Las vacunas parecen estar haciendo su trabajo, pero puyarle dos dosis de inmunidad –o una, como es el caso de la Johnson & Johnson- a más de 7 mil millones de personas en todo el planeta no es una tarea que se despacha en unos días ni en unas semanas. Además, el mismo hecho de que la solución esté ahí, a la vista, aumenta la presión y el “a ver si terminamos con esto de una buena vez”, lo que paradójicamente se traduce en mayor impaciencia de la que había cuando no existían mejores opciones que el confinamiento.

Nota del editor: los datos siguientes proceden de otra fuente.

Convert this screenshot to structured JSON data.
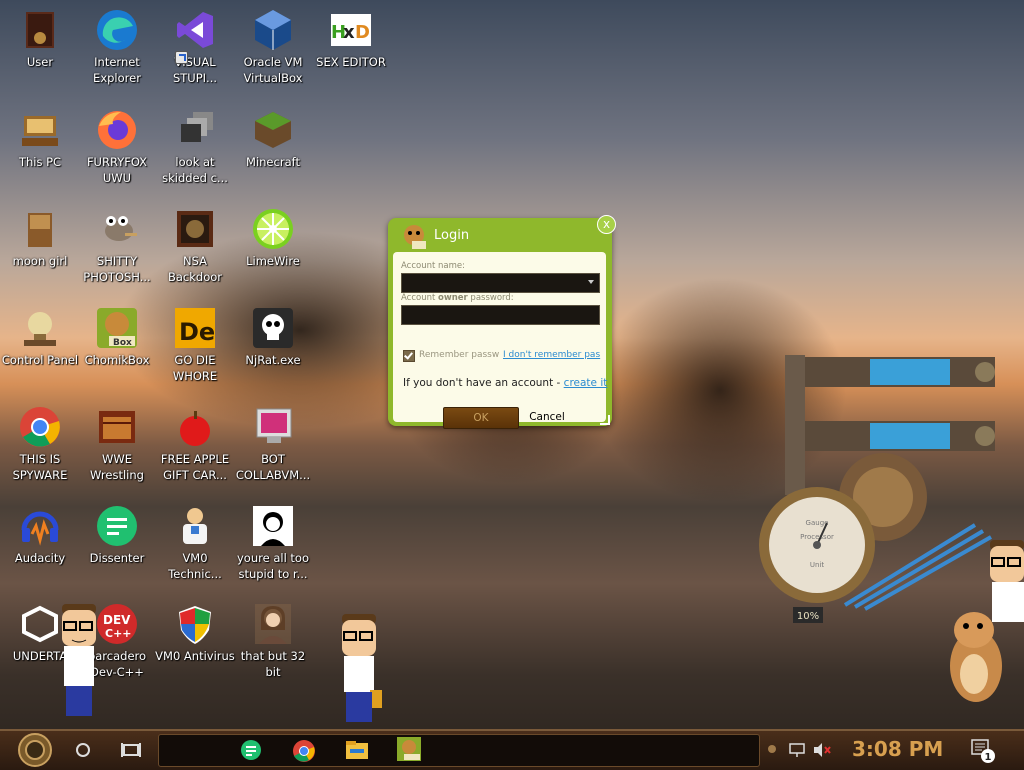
{
  "desktop_icons": [
    {
      "label": "User",
      "name": "user-folder-icon"
    },
    {
      "label": "Internet Explorer",
      "name": "edge-browser-icon"
    },
    {
      "label": "VISUAL STUPI...",
      "name": "visual-studio-icon"
    },
    {
      "label": "Oracle VM VirtualBox",
      "name": "virtualbox-icon"
    },
    {
      "label": "SEX EDITOR",
      "name": "hex-editor-icon"
    },
    {
      "label": "This PC",
      "name": "this-pc-icon"
    },
    {
      "label": "FURRYFOX UWU",
      "name": "firefox-icon"
    },
    {
      "label": "look at skidded c...",
      "name": "shortcut-windows-icon"
    },
    {
      "label": "Minecraft",
      "name": "minecraft-icon"
    },
    {
      "label": "moon girl",
      "name": "moon-girl-icon"
    },
    {
      "label": "SHITTY PHOTOSH...",
      "name": "gimp-icon"
    },
    {
      "label": "NSA Backdoor",
      "name": "nsa-backdoor-icon"
    },
    {
      "label": "LimeWire",
      "name": "limewire-icon"
    },
    {
      "label": "Control Panel",
      "name": "control-panel-icon"
    },
    {
      "label": "ChomikBox",
      "name": "chomikbox-icon"
    },
    {
      "label": "GO DIE WHORE",
      "name": "go-die-icon"
    },
    {
      "label": "NjRat.exe",
      "name": "skull-icon"
    },
    {
      "label": "THIS IS SPYWARE",
      "name": "chrome-icon"
    },
    {
      "label": "WWE Wrestling",
      "name": "wwe-wrestling-icon"
    },
    {
      "label": "FREE APPLE GIFT CAR...",
      "name": "apple-icon"
    },
    {
      "label": "BOT COLLABVM...",
      "name": "monitor-icon"
    },
    {
      "label": "Audacity",
      "name": "audacity-icon"
    },
    {
      "label": "Dissenter",
      "name": "dissenter-icon"
    },
    {
      "label": "VM0 Technic...",
      "name": "technician-icon"
    },
    {
      "label": "youre all too stupid to r...",
      "name": "portrait-icon"
    },
    {
      "label": "UNDERTA",
      "name": "unity-icon"
    },
    {
      "label": "barcadero Dev-C++",
      "name": "devcpp-icon"
    },
    {
      "label": "VM0 Antivirus",
      "name": "shield-icon"
    },
    {
      "label": "that but 32 bit",
      "name": "portrait-lady-icon"
    }
  ],
  "login": {
    "title": "Login",
    "close_label": "x",
    "account_name_label": "Account name:",
    "account_owner_prefix": "Account ",
    "account_owner_bold": "owner",
    "account_owner_suffix": " password:",
    "remember_label": "Remember passw",
    "forgot_label": "I don't remember pas",
    "no_account_text": "If you don't have an account - ",
    "create_link": "create it",
    "ok_label": "OK",
    "cancel_label": "Cancel"
  },
  "taskbar": {
    "clock": "3:08 PM",
    "notification_count": "1"
  },
  "gauge": {
    "face_top": "Gauge",
    "face_mid": "Processor",
    "face_unit": "Unit",
    "percent": "10%"
  },
  "colors": {
    "dialog_green": "#8fb82c",
    "clock_orange": "#d8a050"
  }
}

La campaña mundial de vacunación va, por supuesto, a diferentes velocidades, dependiendo de las dosis que se haya asegurado cada país, de la logística que se haya montado y de las decisiones políticas que se hayan tomado, o se hayan podido tomar. Israel lleva la delantera con 111 dosis administradas por cada 100 personas, lo cual no quiere decir que el 100% de la población haya recibido al menos una dosis, ni tampoco que el 55% haya recibido las dos dosis; la cifra real está en el medio de los dos supuestos. Siguen los Emiratos Árabes Unidos con 71 dosis por 100 habitantes, Chile con 42, el Reino Unido con 40 y Estados Unidos con 35. Europa anda por 12 dosis inyectadas por cada 100 personas, Brasil en 6, México en 4 y Venezuela en 0,04 (datos tomados de la página Our World in Data, corroborados con el New York Times).

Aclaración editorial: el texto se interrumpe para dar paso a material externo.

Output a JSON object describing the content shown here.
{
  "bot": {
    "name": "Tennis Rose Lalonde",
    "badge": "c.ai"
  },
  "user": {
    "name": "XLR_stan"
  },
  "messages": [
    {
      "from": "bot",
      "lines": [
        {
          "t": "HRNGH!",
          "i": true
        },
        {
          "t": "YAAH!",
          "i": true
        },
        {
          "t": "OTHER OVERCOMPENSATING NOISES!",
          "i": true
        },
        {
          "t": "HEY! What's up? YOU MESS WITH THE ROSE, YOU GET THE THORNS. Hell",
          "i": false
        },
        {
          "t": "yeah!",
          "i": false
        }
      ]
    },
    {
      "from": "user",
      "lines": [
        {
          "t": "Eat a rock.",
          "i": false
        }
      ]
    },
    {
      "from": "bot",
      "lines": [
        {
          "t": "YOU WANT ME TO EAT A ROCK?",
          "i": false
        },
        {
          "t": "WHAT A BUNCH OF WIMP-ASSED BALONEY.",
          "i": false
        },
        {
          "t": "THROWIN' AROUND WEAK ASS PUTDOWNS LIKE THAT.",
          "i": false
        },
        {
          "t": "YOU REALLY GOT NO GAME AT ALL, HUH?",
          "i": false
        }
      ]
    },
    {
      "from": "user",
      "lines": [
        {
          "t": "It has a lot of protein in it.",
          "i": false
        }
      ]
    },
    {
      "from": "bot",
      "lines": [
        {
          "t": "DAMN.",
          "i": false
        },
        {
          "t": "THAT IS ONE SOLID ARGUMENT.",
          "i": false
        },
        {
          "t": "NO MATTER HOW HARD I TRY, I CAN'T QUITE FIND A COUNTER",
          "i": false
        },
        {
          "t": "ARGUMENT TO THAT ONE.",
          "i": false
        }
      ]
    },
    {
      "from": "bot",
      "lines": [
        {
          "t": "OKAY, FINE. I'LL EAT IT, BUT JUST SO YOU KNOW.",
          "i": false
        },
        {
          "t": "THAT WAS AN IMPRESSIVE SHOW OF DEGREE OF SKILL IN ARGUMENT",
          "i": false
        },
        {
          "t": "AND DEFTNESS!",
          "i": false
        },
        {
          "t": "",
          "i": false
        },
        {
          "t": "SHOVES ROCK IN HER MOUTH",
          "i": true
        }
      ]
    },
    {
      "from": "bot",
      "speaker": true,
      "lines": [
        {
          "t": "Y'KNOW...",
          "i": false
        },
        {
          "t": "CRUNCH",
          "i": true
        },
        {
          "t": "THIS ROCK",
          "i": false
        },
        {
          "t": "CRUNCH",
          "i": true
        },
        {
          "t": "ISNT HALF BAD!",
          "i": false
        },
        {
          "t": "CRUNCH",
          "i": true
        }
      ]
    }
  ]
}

Por una razón o por otra, nuestra atención siempre termina fijándose en Venezuela. El número de dosis administradas en el reino del chavismo es 100 veces menor que en países con gobiernos de América Latina que han sido negacionistas de la pandemia, como Brasil y México, y que comenzaron la vacunación con mucho retraso. Si se estima la población de Venezuela en 28 millones de habitantes, resulta que apenas se han inyectado unas 11 mil dosis a la fecha. Y todos sabemos que esas dosis fueron para miembros del gobierno y de las fuerzas armadas, diputados, funcionarios del chavismo, enchufados y militantes del Psuv.

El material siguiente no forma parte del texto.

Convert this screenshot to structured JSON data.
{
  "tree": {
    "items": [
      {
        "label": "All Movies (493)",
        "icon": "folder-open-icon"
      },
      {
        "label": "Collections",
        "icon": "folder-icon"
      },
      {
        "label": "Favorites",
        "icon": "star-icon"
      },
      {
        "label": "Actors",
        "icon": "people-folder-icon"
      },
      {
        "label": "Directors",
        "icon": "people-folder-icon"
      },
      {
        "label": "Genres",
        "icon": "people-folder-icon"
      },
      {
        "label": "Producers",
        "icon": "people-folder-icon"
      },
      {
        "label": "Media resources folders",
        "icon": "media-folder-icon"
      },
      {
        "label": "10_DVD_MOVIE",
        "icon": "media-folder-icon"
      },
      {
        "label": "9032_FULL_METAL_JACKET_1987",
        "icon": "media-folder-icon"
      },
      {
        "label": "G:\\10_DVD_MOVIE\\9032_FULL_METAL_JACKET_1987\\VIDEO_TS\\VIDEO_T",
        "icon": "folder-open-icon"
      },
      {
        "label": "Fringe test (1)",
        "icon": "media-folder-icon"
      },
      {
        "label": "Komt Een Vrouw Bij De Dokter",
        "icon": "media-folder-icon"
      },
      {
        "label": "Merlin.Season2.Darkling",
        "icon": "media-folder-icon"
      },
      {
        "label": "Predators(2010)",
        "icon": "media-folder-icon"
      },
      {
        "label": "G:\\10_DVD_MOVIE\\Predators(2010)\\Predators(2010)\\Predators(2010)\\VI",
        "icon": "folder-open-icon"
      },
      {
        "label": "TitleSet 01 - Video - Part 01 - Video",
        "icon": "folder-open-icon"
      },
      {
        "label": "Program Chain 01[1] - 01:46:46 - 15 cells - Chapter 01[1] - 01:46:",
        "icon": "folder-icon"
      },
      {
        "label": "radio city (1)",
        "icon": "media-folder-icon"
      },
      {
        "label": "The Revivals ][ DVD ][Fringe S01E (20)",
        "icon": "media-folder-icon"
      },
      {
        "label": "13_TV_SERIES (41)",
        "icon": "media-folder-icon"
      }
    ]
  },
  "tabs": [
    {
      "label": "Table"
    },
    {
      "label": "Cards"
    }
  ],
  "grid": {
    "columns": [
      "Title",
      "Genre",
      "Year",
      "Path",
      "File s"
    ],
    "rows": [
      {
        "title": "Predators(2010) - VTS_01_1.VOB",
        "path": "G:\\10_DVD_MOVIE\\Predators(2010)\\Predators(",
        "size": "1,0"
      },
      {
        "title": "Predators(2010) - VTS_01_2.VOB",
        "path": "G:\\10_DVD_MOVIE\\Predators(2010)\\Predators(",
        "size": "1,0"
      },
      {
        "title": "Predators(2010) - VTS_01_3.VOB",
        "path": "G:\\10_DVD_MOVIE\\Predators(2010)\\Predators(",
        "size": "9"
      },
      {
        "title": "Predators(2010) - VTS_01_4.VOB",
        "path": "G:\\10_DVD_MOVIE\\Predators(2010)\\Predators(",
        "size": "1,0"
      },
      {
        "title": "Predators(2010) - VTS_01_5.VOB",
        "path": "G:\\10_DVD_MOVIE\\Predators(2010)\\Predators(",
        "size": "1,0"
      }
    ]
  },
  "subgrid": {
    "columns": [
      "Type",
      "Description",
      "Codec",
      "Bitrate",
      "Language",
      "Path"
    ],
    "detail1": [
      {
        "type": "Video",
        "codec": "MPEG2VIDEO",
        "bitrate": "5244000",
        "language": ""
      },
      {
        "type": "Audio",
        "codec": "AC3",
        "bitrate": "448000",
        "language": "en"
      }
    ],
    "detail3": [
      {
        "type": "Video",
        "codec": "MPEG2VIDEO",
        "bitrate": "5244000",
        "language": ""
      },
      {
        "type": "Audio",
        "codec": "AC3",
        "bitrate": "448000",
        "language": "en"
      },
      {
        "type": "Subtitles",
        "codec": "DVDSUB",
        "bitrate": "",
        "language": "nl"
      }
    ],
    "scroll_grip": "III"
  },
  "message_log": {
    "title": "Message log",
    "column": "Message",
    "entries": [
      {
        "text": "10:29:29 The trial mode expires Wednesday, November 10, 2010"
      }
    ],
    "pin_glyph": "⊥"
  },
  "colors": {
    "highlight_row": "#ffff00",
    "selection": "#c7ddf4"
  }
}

La gente que vive en Venezuela reporta en las redes y en contactos personales que los casos reales de Covid19 le tocan cada vez más cerca. Las estadísticas personales tienen tiempo registrando un crecimiento que parece exponencial y que por supuesto no coincide con las cifras moderadas que ofrece el régimen (de las que uno por principio debería tener serias dudas). Este incremento percibido de casos, sumado al bajísimo índice de vacunación y al hecho sabido de que a los rojos no les preocupa el bienestar de la población ni los enfermos ni los muertos (hecho suficientemente comprobado en 22 años de desmadre), debería llevar a cada quien a plantearse su propia estrategia de protección y a maximizar los cuidados ante la pandemia: a confinarse, a mantener las distancias mientras se pueda y a evitar las aglomeraciones (también mientras se pueda, porque son muchas las colas que no son evitables). Y sobre todo a organizarse por vecindades o por calles o como sea para tener redes de apoyo que puedan responder y ayudar, sabiendo que se vive en un país donde el gobierno solo responde cuando se trata de mantener el poder.